The authors said books from nearly every nation have been digitized, including thousands of works published in 2001.

Authors and authors’ groups in the United States, Australia, Canada, and the United Kingdom sued the University of Michigan and four other universities Sept. 12, seeking to stop the creation of online libraries made up of as many as 7 million copyright-protected books they say were scanned without authorization.

The Authors Guild, the Australian Society of Authors and the Union Des Ecrivaines et des Ecrivains Quebecois, or UNEQ, joined eight individual authors to file the copyright infringement lawsuit in U.S. District Court in Manhattan against Michigan, the University of California, the University of Wisconsin, Indiana University, and Cornell University.

The lawsuit accuses the University of Michigan of creating a repository known as HathiTrust where unlimited downloads could be accessed by students and faculty members of so-called orphan works, which are out-of-print books whose writers could not be located.

The authors said they obtained from Google Inc. the unauthorized scans of an estimated 7 million copyright-protected books.
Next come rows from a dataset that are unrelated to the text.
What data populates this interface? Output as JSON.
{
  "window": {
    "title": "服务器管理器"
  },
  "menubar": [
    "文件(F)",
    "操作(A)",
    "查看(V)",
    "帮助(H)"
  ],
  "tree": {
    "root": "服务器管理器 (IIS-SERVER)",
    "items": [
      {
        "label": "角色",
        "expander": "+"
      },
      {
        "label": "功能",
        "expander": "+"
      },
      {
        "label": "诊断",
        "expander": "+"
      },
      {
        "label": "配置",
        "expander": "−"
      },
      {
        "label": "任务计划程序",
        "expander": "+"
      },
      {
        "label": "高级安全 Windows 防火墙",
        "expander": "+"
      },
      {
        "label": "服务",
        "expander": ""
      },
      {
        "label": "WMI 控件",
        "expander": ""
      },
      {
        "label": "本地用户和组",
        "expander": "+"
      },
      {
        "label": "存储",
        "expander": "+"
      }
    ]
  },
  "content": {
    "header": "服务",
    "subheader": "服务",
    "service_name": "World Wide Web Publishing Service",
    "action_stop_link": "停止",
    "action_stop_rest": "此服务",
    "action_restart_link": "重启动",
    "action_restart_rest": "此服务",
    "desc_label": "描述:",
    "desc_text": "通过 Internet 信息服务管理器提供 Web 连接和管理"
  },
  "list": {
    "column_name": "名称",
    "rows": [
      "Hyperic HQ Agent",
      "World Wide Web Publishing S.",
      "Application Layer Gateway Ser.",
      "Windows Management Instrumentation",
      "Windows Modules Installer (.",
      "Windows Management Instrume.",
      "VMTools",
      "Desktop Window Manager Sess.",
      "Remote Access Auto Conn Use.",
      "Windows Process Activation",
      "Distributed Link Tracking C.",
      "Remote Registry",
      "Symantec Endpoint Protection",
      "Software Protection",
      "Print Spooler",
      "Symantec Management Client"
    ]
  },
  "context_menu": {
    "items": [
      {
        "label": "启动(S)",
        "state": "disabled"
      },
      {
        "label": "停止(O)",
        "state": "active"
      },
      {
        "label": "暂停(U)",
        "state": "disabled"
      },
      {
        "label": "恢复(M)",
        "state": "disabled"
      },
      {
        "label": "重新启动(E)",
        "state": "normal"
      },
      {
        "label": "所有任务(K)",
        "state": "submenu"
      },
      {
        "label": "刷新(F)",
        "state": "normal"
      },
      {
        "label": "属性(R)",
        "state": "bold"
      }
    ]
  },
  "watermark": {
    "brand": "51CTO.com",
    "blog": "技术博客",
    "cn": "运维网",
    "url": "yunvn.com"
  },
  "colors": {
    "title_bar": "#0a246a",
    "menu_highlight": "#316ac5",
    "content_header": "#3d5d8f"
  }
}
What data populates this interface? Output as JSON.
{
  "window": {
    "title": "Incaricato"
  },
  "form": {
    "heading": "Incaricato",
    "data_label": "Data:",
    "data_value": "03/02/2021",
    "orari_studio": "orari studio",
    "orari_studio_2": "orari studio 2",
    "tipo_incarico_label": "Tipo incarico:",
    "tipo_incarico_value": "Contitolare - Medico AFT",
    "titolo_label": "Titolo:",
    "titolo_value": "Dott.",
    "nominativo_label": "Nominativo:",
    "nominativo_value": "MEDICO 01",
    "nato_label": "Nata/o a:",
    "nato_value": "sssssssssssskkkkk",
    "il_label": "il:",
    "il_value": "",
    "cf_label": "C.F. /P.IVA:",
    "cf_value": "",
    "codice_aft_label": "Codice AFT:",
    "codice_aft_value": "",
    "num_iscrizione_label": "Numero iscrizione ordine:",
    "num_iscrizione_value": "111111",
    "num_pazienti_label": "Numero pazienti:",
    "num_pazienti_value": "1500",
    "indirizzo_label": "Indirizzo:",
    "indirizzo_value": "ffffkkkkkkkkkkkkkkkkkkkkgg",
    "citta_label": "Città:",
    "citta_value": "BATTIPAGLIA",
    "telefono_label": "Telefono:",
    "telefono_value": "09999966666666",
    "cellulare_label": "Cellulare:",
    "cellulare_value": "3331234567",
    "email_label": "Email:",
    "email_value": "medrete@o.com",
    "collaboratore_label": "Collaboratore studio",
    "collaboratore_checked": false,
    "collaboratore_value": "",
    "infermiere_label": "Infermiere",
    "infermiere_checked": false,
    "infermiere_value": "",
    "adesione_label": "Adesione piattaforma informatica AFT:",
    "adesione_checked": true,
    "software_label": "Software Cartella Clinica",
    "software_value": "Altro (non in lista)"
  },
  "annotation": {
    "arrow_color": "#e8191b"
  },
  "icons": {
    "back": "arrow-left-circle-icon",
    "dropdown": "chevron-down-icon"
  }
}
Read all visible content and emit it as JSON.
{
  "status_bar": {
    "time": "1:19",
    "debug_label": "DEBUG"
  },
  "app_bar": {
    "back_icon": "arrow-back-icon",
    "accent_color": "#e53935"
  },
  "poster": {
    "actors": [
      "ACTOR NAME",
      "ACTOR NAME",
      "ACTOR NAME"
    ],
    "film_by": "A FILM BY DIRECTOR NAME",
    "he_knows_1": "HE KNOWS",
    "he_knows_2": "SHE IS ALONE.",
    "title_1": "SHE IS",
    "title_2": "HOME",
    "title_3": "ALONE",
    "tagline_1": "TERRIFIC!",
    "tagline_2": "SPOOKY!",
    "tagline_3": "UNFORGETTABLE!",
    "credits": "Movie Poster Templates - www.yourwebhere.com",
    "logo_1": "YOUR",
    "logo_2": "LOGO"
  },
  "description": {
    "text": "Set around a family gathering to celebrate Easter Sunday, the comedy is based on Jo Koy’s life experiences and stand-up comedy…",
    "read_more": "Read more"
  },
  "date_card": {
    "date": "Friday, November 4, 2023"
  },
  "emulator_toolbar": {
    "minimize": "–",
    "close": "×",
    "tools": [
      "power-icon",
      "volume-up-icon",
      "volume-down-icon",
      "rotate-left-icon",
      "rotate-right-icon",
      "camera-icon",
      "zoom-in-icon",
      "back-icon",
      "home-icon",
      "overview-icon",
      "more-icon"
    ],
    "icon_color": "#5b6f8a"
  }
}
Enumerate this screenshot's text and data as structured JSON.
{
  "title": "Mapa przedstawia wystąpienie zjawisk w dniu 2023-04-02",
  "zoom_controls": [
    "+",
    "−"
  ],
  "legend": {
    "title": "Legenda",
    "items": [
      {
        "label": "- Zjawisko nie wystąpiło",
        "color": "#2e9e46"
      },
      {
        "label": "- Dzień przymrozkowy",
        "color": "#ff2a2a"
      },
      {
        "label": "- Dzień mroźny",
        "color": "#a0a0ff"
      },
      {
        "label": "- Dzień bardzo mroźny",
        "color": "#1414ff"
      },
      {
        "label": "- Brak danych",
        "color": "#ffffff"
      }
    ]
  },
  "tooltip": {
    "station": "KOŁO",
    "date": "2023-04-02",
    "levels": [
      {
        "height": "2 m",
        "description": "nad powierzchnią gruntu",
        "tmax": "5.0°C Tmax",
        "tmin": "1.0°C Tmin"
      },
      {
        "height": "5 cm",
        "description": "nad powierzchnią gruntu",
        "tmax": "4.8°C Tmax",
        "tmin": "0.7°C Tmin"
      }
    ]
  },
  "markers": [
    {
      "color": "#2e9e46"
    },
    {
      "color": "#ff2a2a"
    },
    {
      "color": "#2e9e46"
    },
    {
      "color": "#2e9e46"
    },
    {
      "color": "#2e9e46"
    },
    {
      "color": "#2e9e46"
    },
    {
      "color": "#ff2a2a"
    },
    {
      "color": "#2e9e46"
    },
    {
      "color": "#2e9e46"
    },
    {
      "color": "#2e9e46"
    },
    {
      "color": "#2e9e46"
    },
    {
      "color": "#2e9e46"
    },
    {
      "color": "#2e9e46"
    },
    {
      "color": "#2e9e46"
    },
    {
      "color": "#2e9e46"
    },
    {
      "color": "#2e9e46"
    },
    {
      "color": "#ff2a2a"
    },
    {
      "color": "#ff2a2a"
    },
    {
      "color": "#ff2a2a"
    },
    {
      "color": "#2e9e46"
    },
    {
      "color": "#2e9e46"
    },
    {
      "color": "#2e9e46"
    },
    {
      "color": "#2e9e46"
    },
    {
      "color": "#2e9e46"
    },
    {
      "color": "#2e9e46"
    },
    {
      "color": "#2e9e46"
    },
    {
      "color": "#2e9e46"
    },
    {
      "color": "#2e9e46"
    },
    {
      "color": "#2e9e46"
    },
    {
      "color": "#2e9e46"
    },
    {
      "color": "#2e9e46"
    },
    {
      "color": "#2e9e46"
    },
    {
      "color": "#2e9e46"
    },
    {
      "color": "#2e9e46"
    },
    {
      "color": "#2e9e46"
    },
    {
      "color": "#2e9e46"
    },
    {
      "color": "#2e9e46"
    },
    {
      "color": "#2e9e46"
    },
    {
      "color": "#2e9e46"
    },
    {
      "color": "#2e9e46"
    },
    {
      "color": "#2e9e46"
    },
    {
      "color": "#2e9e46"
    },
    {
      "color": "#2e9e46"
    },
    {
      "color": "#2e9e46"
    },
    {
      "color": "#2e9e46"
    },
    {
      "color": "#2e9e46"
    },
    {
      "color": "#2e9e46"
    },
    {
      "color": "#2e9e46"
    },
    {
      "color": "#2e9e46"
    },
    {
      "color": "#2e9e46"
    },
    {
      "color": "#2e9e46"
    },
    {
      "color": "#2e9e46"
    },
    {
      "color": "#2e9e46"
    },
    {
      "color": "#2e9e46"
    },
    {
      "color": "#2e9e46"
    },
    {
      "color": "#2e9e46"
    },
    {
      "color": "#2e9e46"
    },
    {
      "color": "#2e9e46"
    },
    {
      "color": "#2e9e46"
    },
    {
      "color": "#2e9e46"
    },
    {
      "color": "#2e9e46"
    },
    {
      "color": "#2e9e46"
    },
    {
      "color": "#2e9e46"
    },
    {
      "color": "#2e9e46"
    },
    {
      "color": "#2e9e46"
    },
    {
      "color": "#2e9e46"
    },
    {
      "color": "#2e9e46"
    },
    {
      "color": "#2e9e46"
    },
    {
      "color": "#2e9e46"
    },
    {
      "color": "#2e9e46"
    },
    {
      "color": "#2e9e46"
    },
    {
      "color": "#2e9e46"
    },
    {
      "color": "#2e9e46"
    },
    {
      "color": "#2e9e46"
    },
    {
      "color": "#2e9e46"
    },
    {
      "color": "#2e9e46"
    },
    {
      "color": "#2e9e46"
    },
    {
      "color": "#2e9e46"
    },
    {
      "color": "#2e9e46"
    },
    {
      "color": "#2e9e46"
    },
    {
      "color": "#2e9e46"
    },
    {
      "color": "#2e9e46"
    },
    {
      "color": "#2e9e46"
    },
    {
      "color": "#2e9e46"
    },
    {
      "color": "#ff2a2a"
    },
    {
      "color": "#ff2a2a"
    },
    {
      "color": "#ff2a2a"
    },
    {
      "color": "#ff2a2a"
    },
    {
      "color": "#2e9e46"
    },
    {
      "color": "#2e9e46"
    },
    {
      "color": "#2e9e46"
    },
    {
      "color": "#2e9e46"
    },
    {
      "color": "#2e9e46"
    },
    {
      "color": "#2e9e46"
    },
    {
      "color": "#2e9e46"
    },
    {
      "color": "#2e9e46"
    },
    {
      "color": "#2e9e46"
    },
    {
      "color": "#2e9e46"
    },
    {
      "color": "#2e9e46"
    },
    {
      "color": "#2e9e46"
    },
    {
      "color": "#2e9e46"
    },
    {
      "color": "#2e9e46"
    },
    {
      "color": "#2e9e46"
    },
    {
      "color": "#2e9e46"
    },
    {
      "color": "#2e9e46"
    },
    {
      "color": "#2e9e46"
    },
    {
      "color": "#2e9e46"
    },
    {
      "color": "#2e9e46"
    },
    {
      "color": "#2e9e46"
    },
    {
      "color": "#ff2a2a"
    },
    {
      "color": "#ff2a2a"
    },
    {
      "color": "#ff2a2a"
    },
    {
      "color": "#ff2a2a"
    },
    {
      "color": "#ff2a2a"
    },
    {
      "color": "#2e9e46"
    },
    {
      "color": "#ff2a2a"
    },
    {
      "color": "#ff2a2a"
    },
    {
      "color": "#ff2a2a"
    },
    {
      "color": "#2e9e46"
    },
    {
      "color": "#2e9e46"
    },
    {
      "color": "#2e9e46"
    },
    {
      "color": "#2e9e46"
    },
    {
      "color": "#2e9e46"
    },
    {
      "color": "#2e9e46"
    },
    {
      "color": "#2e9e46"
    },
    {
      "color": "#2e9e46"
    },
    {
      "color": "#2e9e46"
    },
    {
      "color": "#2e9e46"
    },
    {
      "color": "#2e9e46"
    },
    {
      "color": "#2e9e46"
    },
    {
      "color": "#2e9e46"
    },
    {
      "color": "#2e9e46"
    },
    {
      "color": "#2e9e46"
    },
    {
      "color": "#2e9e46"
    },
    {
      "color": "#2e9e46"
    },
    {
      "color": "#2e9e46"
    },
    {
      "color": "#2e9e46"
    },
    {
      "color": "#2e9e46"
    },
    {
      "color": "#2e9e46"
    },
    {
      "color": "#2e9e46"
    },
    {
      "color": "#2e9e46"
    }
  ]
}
They said the schools had pooled the unauthorized files at Michigan.

The university planned to make about 40 books available online to its students and faculty in October, said Paul Courant, the dean of libraries at the university. He said university officials had been in discussions with the Authors Guild in recent weeks about its plans and were surprised by the lawsuit.

“I’m confident that everything we’re doing and everything we’re contemplating doing is lawful use of these works,” Courant said.

The lawsuit seeks to impound the digital copies of the works along with other unspecified damages.